The University Record, December 18, 2000

Memorial plaque rededicated to alumni war veterans

By Joanne Nesbit
News and Information Services

President Lee C. Bollinger made comments at the Dec. 14 ceremony rededicating a memorial plaque honoring alumni who served in various wars.
It was unveiled in 1914, removed in the 1960s during a renovation project, and mounted and rededicated Dec. 14. This large bronze plaque, recently reinstalled in the north stairwell of Alumni Memorial Hall, signifies the dedication of the building to “all who have served in the wars of their country, either in the naval or military departments.”

The building itself, now commonly known as the Museum of Art but officially Alumni Memorial Hall, at one time was home to the Alumni Association during the same period it housed the University’s art collection.
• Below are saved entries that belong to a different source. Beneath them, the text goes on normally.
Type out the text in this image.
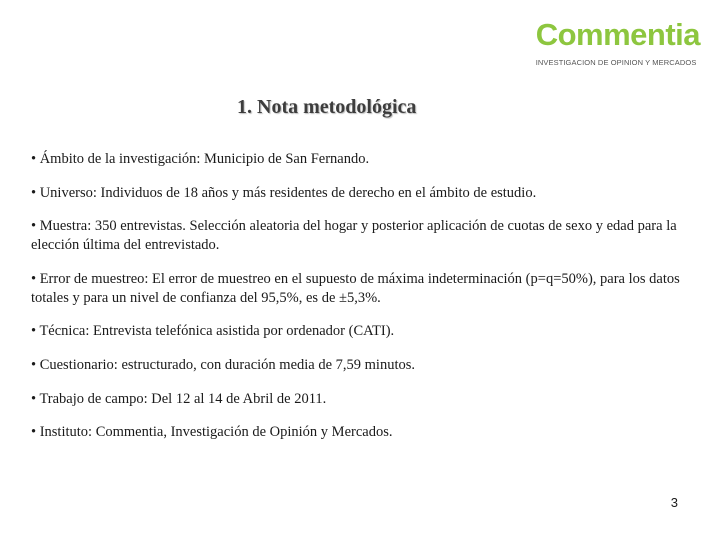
Commentia
INVESTIGACION DE OPINION Y MERCADOS
1. Nota metodológica
• Ámbito de la investigación: Municipio de San Fernando.
• Universo: Individuos de 18 años y más residentes de derecho en el ámbito de estudio.
• Muestra: 350 entrevistas. Selección aleatoria del hogar y posterior aplicación de cuotas de sexo y edad para la elección última del entrevistado.
• Error de muestreo: El error de muestreo en el supuesto de máxima indeterminación (p=q=50%), para los datos totales y para un nivel de confianza del 95,5%, es de ±5,3%.
• Técnica: Entrevista telefónica asistida por ordenador (CATI).
• Cuestionario: estructurado, con duración media de 7,59 minutos.
• Trabajo de campo: Del 12 al 14 de Abril de 2011.
• Instituto: Commentia, Investigación de Opinión y Mercados.
3
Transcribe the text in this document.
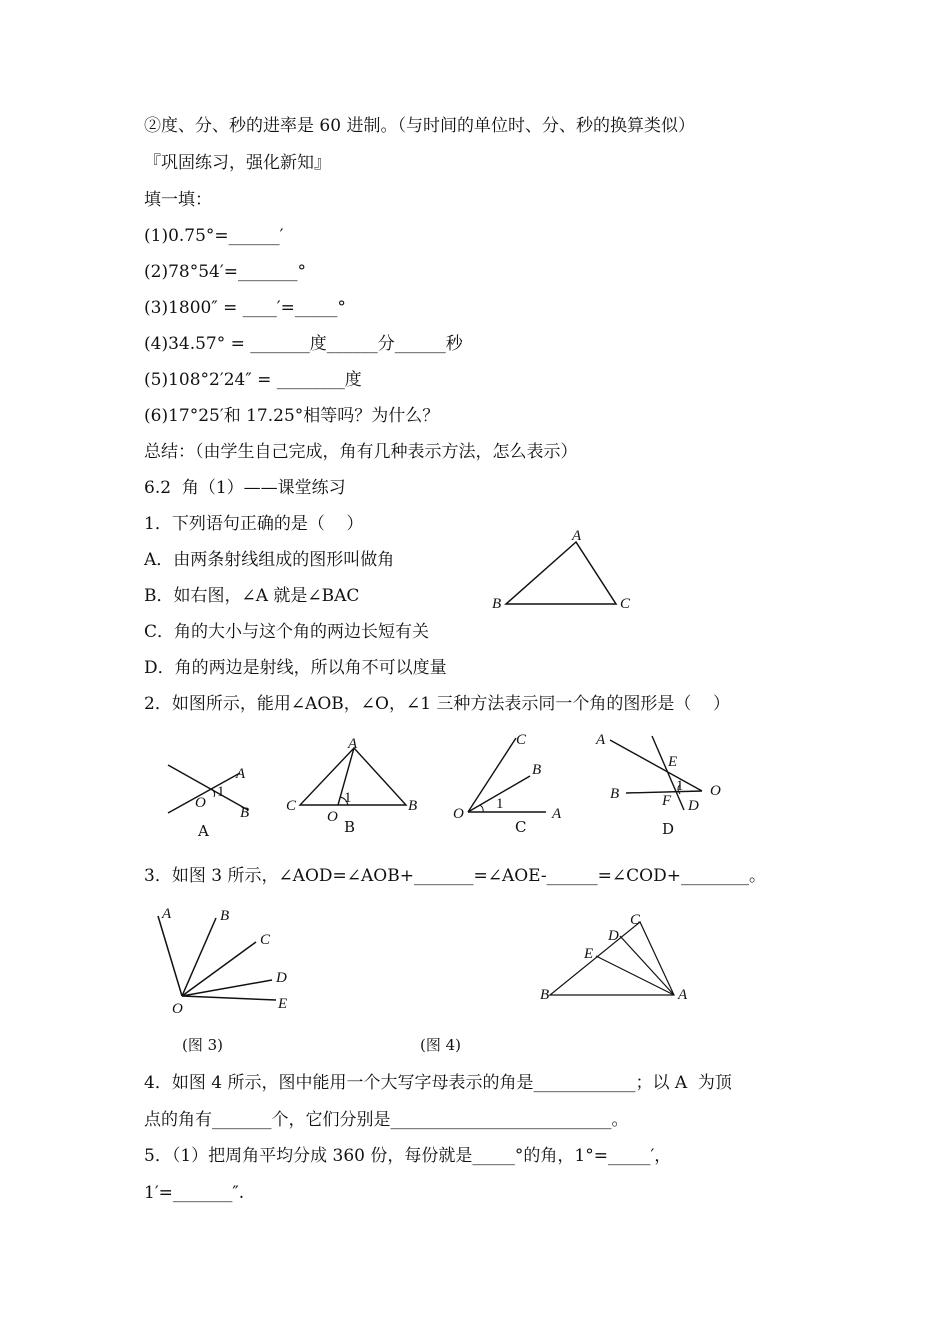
②度、分、秒的进率是 60 进制。（与时间的单位时、分、秒的换算类似）
『巩固练习，强化新知』
填一填：
(1)0.75°=______′
(2)78°54′=_______°
(3)1800″ = ____′=_____°
(4)34.57° = _______度______分______秒
(5)108°2′24″ = ________度
(6)17°25′和 17.25°相等吗？为什么？
总结：（由学生自己完成，角有几种表示方法，怎么表示）
6.2  角（1）——课堂练习
1．下列语句正确的是（    ）
A．由两条射线组成的图形叫做角
B．如右图，∠A 就是∠BAC
C．角的大小与这个角的两边长短有关
D．角的两边是射线，所以角不可以度量
2．如图所示，能用∠AOB，∠O，∠1 三种方法表示同一个角的图形是（    ）
3．如图 3 所示，∠AOD=∠AOB+_______=∠AOE-______=∠COD+________。
4．如图 4 所示，图中能用一个大写字母表示的角是____________；以 A  为顶
点的角有_______个，它们分别是__________________________。
5．（1）把周角平均分成 360 份，每份就是_____°的角，1°=_____′，
1′=_______″.
A
B	C
A
B
O
1
A
A
C
O
B
1
B
C
B
O	A
1
C
A
E
B	F D
O
1
D
A	B
C
D
O	E
(图 3)
C
D
E
B	A
(图 4)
The plaque is the work of A.A. Weinmann, a New York sculptor.

The ceremony featured Civil War re-enactors, such as U-M alumnus Rob Stone, a member of the Civil War Roundtable, one of several organizations instrumental in locating, restoring and reinstalling the plaque.
At the initial dedication June 24, 1910, Judge Claudius B. Grant told those gathered for the occasion that the tablet registered “in imperishable form your main purpose in erecting Alumni Memorial Hall. The tablet tells the story in words more eloquent than any I could utter.” Grant reminded the crowd that from the time of the first U-M graduating class in 1845 until the current year (1910) “the sons of our alma mater have responded to every call to arms made by their country. They were found fighting on the battle fields of Mexico in 1847; of that great four years’ contest 1861–65 . . ., and of the war in Spain in 1898. In these three wars, 1,943 of the sons of this University served their country as soldiers. Fifteen hundred and fourteen of this number served in the Civil War.”

The University has two buildings dedicated as war memorials—Alumni Memorial Hall and Michigan Stadium.

The Regents dedicated the football stadium as a memorial in the 1940s. Marshall Fredericks’ “American Eagle” at the stadium’s main entrance has its wings extended and its head down in a guarded position, to protect the wreath of honor at its feet. This monument is inscribed, “In memory of the men and women of the University of Michigan who gave their lives for their country.”